On Wed, Jan 05, 2005 at 02:42:15PM -0000 or thereabouts, Ian Stokes-Rees wrote:
> Hi everyone,
>
> Dimitris Zilaskos wrote:
> > I have forced one of the jobs to rerun and placed it on hold, leaving
> > once cpu free for other tasks. Is there any better solution?
>
> This is not a great solution for us (LHCb) -- although I've cc'ed the
> experts who may correct me. Our jobs are not atomic and self-contained.
> They interact with a job database and once they start we expect them
> to finish, or to let the job database know they have failed and are
> aborting. We have a "sweeper" process which looks for stale jobs which
> have mysteriously died, but (I believe) this then creates work for
> someone to manually restart/resubmit that job with the given parameters.
>
> The jobs should time out themselves so they can report that they have
> failed which will start an auto-resubmission.

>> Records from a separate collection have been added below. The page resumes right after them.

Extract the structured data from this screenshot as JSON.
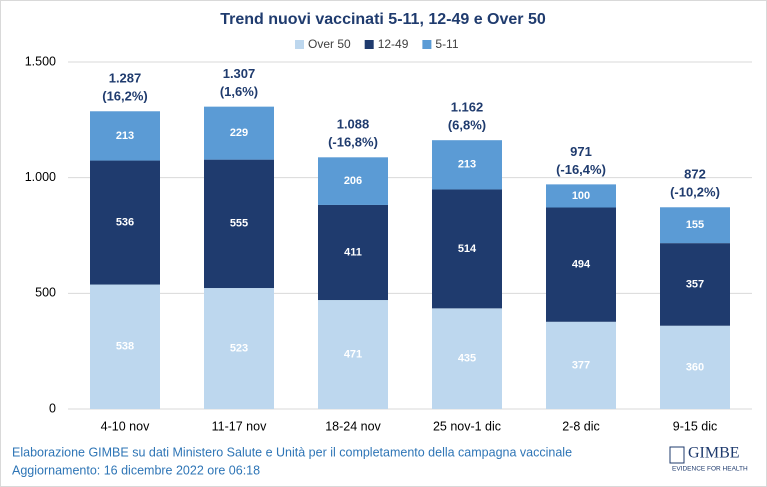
{
  "chart_data": {
    "type": "stacked_bar",
    "title": "Trend nuovi vaccinati 5-11, 12-49 e Over 50",
    "categories": [
      "4-10 nov",
      "11-17 nov",
      "18-24 nov",
      "25 nov-1 dic",
      "2-8 dic",
      "9-15 dic"
    ],
    "series": [
      {
        "name": "Over 50",
        "color": "#bdd7ee",
        "values": [
          538,
          523,
          471,
          435,
          377,
          360
        ]
      },
      {
        "name": "12-49",
        "color": "#1f3b6e",
        "values": [
          536,
          555,
          411,
          514,
          494,
          357
        ]
      },
      {
        "name": "5-11",
        "color": "#5b9bd5",
        "values": [
          213,
          229,
          206,
          213,
          100,
          155
        ]
      }
    ],
    "totals": {
      "values": [
        1287,
        1307,
        1088,
        1162,
        971,
        872
      ],
      "value_labels": [
        "1.287",
        "1.307",
        "1.088",
        "1.162",
        "971",
        "872"
      ]
    },
    "change_labels": [
      "(16,2%)",
      "(1,6%)",
      "(-16,8%)",
      "(6,8%)",
      "(-16,4%)",
      "(-10,2%)"
    ],
    "ylim": [
      0,
      1500
    ],
    "yticks": [
      0,
      500,
      {
        "value": 1000,
        "label": "1.000"
      },
      {
        "value": 1500,
        "label": "1.500"
      }
    ],
    "grid": true,
    "legend": "top",
    "source": "Elaborazione GIMBE su dati Ministero Salute e Unità per il completamento della campagna vaccinale",
    "updated": "Aggiornamento: 16 dicembre 2022 ore 06:18",
    "logo": {
      "name": "GIMBE",
      "tagline": "EVIDENCE FOR HEALTH"
    }
  }
}
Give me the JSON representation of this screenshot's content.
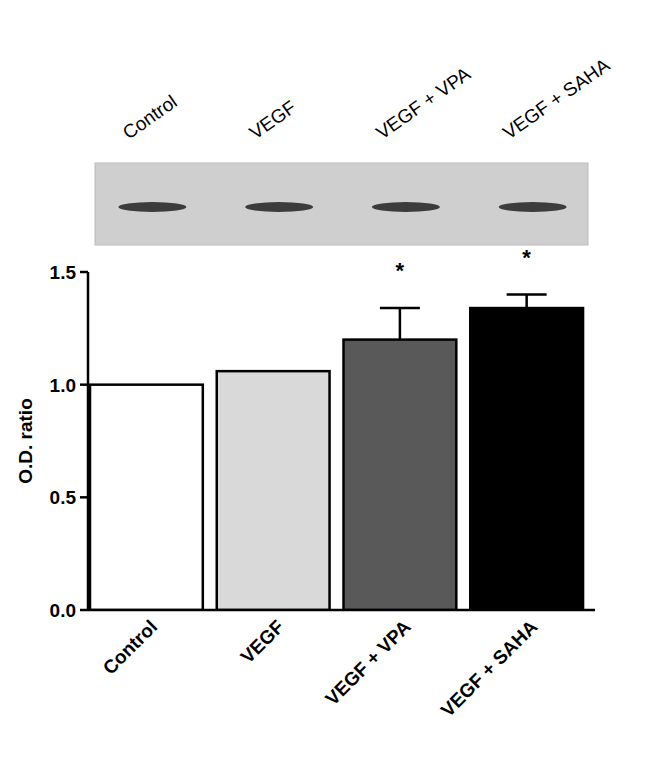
{
  "chart_data": {
    "type": "bar",
    "categories": [
      "Control",
      "VEGF",
      "VEGF + VPA",
      "VEGF + SAHA"
    ],
    "values": [
      1.0,
      1.06,
      1.2,
      1.34
    ],
    "errors": [
      null,
      null,
      0.14,
      0.06
    ],
    "colors": [
      "#ffffff",
      "#d9d9d9",
      "#595959",
      "#000000"
    ],
    "y_label": "O.D. ratio",
    "ylim": [
      0,
      1.5
    ],
    "yticks": [
      {
        "value": 0,
        "label": "0.0"
      },
      {
        "value": 0.5,
        "label": "0.5"
      },
      {
        "value": 1.0,
        "label": "1.0"
      },
      {
        "value": 1.5,
        "label": "1.5"
      }
    ],
    "annotations": [
      {
        "label": "*",
        "index": 2
      },
      {
        "label": "*",
        "index": 3
      }
    ],
    "grid": false
  }
}
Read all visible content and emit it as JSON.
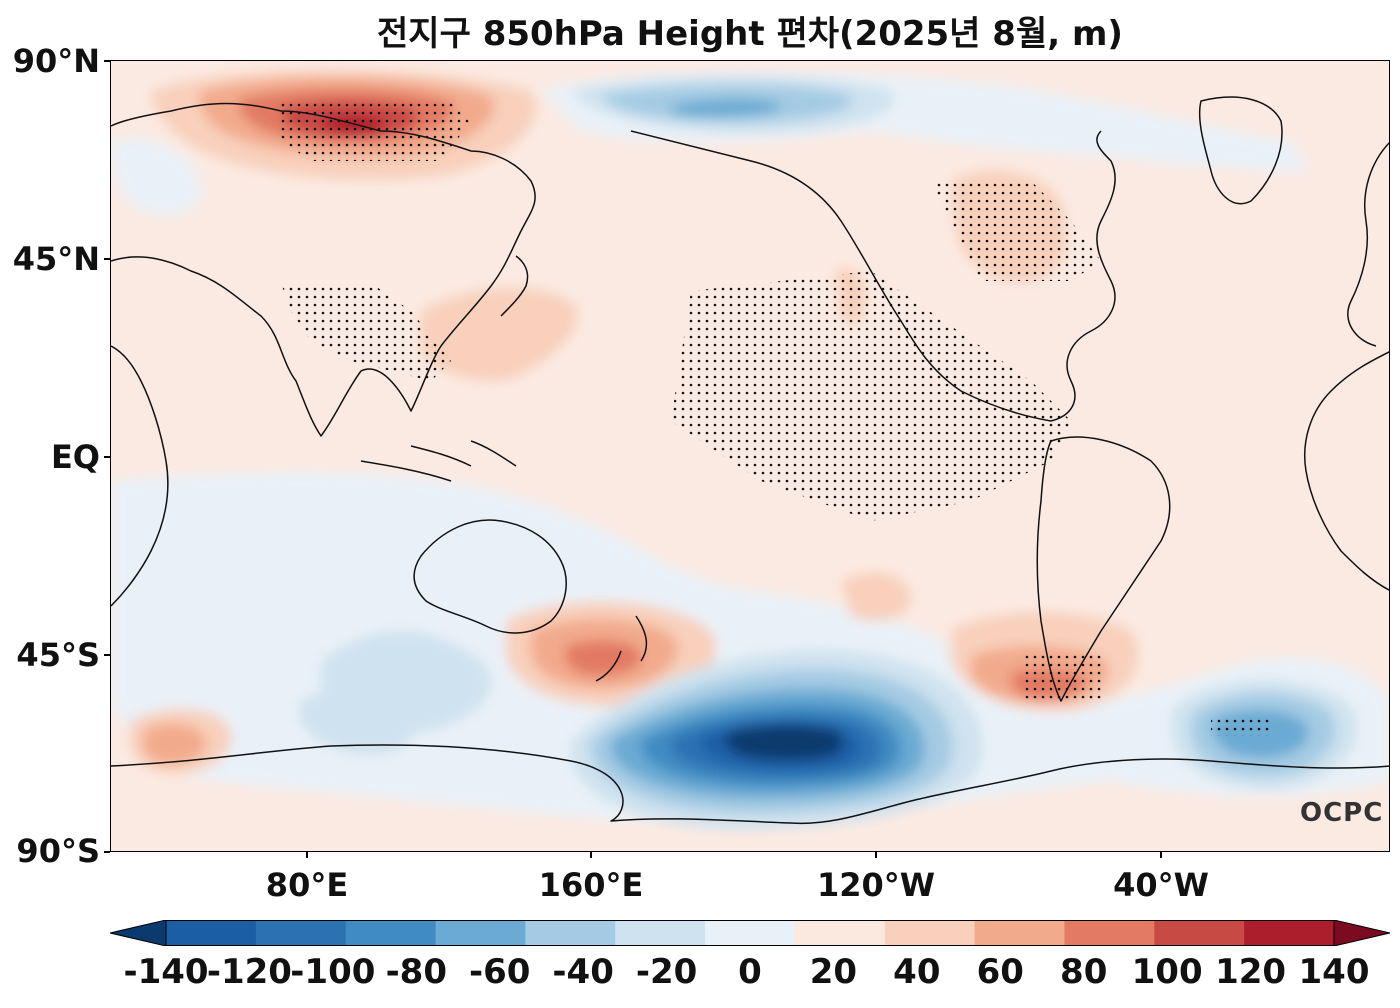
{
  "title": "전지구 850hPa Height 편차(2025년 8월, m)",
  "watermark": "OCPC",
  "latitude_labels": [
    "90°N",
    "45°N",
    "EQ",
    "45°S",
    "90°S"
  ],
  "longitude_labels": [
    "80°E",
    "160°E",
    "120°W",
    "40°W"
  ],
  "colorbar": {
    "tick_labels": [
      "-140",
      "-120",
      "-100",
      "-80",
      "-60",
      "-40",
      "-20",
      "0",
      "20",
      "40",
      "60",
      "80",
      "100",
      "120",
      "140"
    ],
    "levels": [
      -140,
      -120,
      -100,
      -80,
      -60,
      -40,
      -20,
      0,
      20,
      40,
      60,
      80,
      100,
      120,
      140
    ],
    "colors": [
      "#0a3a6e",
      "#1b5ea6",
      "#2b72b3",
      "#3f8bc2",
      "#6aaad3",
      "#a4cbe3",
      "#cfe2ef",
      "#e9f1f8",
      "#fbe9e0",
      "#f8d0bc",
      "#f2aa8c",
      "#e27a64",
      "#c84a44",
      "#ad1e2c",
      "#7c0a20"
    ]
  },
  "colors": {
    "background": "#fbeae2",
    "coast": "#111111",
    "stipple": "#111111"
  }
}
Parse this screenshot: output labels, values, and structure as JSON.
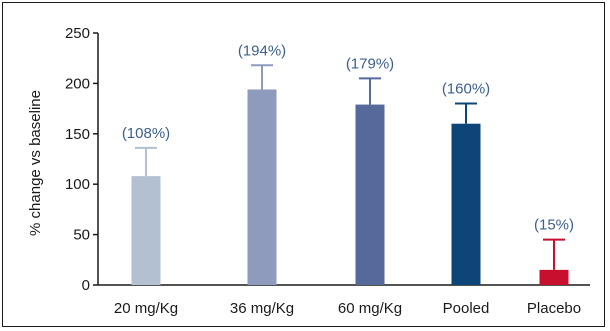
{
  "chart_data": {
    "type": "bar",
    "title": "",
    "xlabel": "",
    "ylabel": "% change vs baseline",
    "ylim": [
      0,
      250
    ],
    "yticks": [
      0,
      50,
      100,
      150,
      200,
      250
    ],
    "grid": false,
    "categories": [
      "20 mg/Kg",
      "36 mg/Kg",
      "60 mg/Kg",
      "Pooled",
      "Placebo"
    ],
    "values": [
      108,
      194,
      179,
      160,
      15
    ],
    "error_upper": [
      136,
      218,
      205,
      180,
      45
    ],
    "data_labels": [
      "(108%)",
      "(194%)",
      "(179%)",
      "(160%)",
      "(15%)"
    ],
    "colors": [
      "#b2c0d2",
      "#8e9bbd",
      "#556a9b",
      "#0e4579",
      "#c8102e"
    ],
    "label_color": "#3d5f8c"
  }
}
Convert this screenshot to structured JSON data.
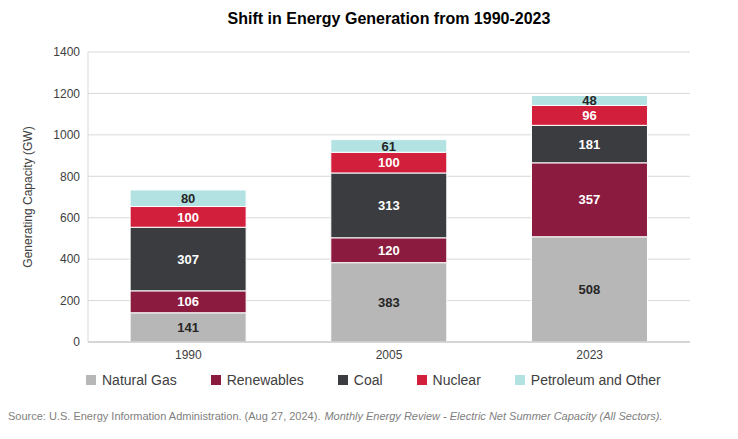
{
  "chart_data": {
    "type": "bar",
    "title": "Shift in Energy Generation from 1990-2023",
    "ylabel": "Generating Capacity (GW)",
    "annotations": [
      "Source: U.S. Energy Information Administration. (Aug 27, 2024).",
      "Monthly Energy Review - Electric Net Summer Capacity (All Sectors)."
    ],
    "categories": [
      "1990",
      "2005",
      "2023"
    ],
    "series": [
      {
        "name": "Natural Gas",
        "color": "#b7b7b7",
        "values": [
          141,
          383,
          508
        ]
      },
      {
        "name": "Renewables",
        "color": "#8b1c3f",
        "values": [
          106,
          120,
          357
        ]
      },
      {
        "name": "Coal",
        "color": "#3a3c3f",
        "values": [
          307,
          313,
          181
        ]
      },
      {
        "name": "Nuclear",
        "color": "#d21f3c",
        "values": [
          100,
          100,
          96
        ]
      },
      {
        "name": "Petroleum and Other",
        "color": "#b3e2e3",
        "values": [
          80,
          61,
          48
        ]
      }
    ],
    "ylim": [
      0,
      1400
    ],
    "yticks": [
      0,
      200,
      400,
      600,
      800,
      1000,
      1200,
      1400
    ],
    "grid": true,
    "stacked": true,
    "data_labels": true,
    "legend": "bottom"
  }
}
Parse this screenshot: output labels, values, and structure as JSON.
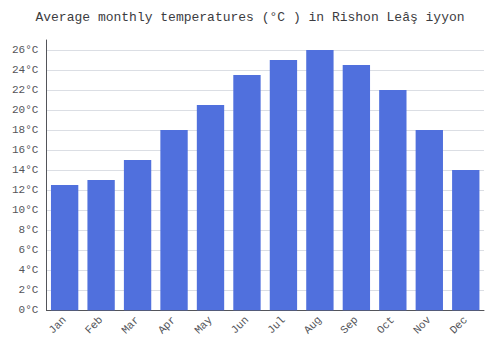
{
  "chart_data": {
    "type": "bar",
    "title": "Average monthly temperatures (°C ) in Rishon Leâş iyyon",
    "categories": [
      "Jan",
      "Feb",
      "Mar",
      "Apr",
      "May",
      "Jun",
      "Jul",
      "Aug",
      "Sep",
      "Oct",
      "Nov",
      "Dec"
    ],
    "values": [
      12.5,
      13.0,
      15.0,
      18.0,
      20.5,
      23.5,
      25.0,
      26.0,
      24.5,
      22.0,
      18.0,
      14.0
    ],
    "ylim": [
      0,
      27
    ],
    "yticks": [
      {
        "value": 0,
        "label": "0°C"
      },
      {
        "value": 2,
        "label": "2°C"
      },
      {
        "value": 4,
        "label": "4°C"
      },
      {
        "value": 6,
        "label": "6°C"
      },
      {
        "value": 8,
        "label": "8°C"
      },
      {
        "value": 10,
        "label": "10°C"
      },
      {
        "value": 12,
        "label": "12°C"
      },
      {
        "value": 14,
        "label": "14°C"
      },
      {
        "value": 16,
        "label": "16°C"
      },
      {
        "value": 18,
        "label": "18°C"
      },
      {
        "value": 20,
        "label": "20°C"
      },
      {
        "value": 22,
        "label": "22°C"
      },
      {
        "value": 24,
        "label": "24°C"
      },
      {
        "value": 26,
        "label": "26°C"
      }
    ],
    "grid": true
  }
}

I understand this is not
> desireable from a site's point of view as it means nodes may sit idle
> while they wait for a blocked transfer to complete (network outage,
> power outage, overloaded node, node reboot, node crash, etc.), or to
> terminate due to timeout.
Hi Ian,
And from your point of view as well, you have an allocation based on
wall time here. You will be using that allocation while waiting. At
the moment this is a non issue since LHCb is still the only one submitting
enough fast enough. You are currently using 30 times your allocation
anyway at RAL. If another group can submit fast enough then you will
be squashed down.
Writing a sweeper to replicate files not at CERN to CERN would seem
as sensible thing to do?
Steve
>
> I suppose it would be nice if jobs could get the equivalent of (or
> exactly) a TERM signal and then be given a minute or two to tidy up as
> best possible and exit themselves, and if not a KILL could be issued.
>
> Ian
>
> --
> Ian Stokes-Rees [log in to unmask]
> Particle Physics, Oxford http://grid.physics.ox.ac.uk/~stokes
--
Steve Traylen
[log in to unmask]
http://www.gridpp.ac.uk/
|